Creating a collaborative culture is the single most important factor for successful school improvement initiatives and the first order of business for those seeking to enhance the effectiveness of their schools (Dufour, 2002).

This year, the five teachers who returned from the Middle Level Education Institute to Auburn Middle School brought with them a renewed commitment to advocacy. This had been their focus at the Institute. On the first staff development day, this team of five orchestrated the presentation of the Fish video and philosophy, followed by an invigorating refocus on advocacy. The staff loved the Fish video with its messages to Play, Be There, Make Their Day, and Choose Your Attitude. Advocacy has been one of the most troubled of our middle school programs, and having teachers, some of whom were skeptical about advocacy in the past, take the lead in presenting our advocacy program did more to promote the program than anything, or anyone, else has done in the past three years. The excitement of fellow teachers made it successful staff development for the rest. Last year five teachers, including three team leaders, attended the MLEI. When they returned, they began a book group focusing on their project on engaging unmotivated students. Choosing Lou Ann Johnson's book, One Part Text Book, Two Parts Love, these five teachers, an administrator, and another teacher met every three weeks to discuss the reading. The conversations led to a homework survey of all staff members and meaningful discussions in Team Leader Meetings about how and what we teach. In these cases not everyone was involved initially. But the entire staff eventually benefited from the experiences of these two groups of teachers. Staff Development... staff to staff.

Whenever [there was] an effective school, without exception, that school or department has been a part of a professional learning community (Dufour, 2002).

One July evening at the Institute last summer, Tom Gatewood, a professor at Virginia Tech University, talked about staff development and the importance of staff development being implemented throughout the day, not three to five times a year. In middle schools with daily team meeting times, the opportunity for regular staff development in the course of day exists, but it must be staff development that is meaningful to the team. Team Leader groups may become a collaborative learning community. This can be a first step toward the teams themselves becoming collaborative learning communities. In some schools the entire school is instantly transformed into a Collaborative Learning Community, but more often the transformation is gradual. We are not yet a Collaborative Learning Community, but we are getting there. Many of our teachers are leading the charge. And we know this: the best staff development will be delivered to staff by staff and by collaborative administrators. There is no magic involved... and no one has to wear a chicken suit.
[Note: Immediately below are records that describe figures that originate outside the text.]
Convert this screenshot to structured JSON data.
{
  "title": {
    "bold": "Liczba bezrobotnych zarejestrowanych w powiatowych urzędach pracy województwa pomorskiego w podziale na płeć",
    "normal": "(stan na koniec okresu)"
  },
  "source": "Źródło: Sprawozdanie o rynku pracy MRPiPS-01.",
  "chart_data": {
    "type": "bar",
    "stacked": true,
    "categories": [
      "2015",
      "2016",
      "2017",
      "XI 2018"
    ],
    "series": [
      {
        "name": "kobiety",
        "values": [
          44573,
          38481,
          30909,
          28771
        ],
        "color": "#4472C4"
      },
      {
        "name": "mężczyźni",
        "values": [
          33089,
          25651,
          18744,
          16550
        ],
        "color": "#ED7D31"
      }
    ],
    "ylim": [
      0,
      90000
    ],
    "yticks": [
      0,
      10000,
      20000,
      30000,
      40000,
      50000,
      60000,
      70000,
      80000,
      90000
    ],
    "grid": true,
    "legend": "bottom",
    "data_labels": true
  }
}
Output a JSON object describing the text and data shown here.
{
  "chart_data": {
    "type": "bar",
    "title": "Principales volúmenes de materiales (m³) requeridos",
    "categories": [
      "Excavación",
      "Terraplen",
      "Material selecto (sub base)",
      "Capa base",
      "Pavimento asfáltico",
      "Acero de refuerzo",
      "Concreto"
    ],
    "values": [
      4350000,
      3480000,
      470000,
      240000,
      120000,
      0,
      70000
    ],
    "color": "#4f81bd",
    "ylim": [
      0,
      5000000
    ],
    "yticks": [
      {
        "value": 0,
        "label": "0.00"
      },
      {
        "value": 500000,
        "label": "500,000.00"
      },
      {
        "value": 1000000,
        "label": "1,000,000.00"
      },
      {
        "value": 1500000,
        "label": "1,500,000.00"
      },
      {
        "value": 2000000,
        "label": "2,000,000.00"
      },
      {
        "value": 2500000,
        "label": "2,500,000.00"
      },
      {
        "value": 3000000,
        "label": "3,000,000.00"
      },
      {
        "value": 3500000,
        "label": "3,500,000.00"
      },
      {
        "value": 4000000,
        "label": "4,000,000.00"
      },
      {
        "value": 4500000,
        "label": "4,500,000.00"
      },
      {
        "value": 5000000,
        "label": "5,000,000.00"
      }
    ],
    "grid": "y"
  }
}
To improve schools through creation of a Collaborative Culture, staff must become professional learning communities; schools must develop a collaborative culture; schools should overcome a tradition of teacher isolation; to overcome this isolation of teachers, teachers need to work in effective high performing teams (Dufour, 2002).

*Quotations are all from, The Principal as Staff Developer, a presentation at the March 16, 2001, ASCD Pre-Conference by Richard P. Dufour, Superintendent, Adlai Stevenson High School in Illinois.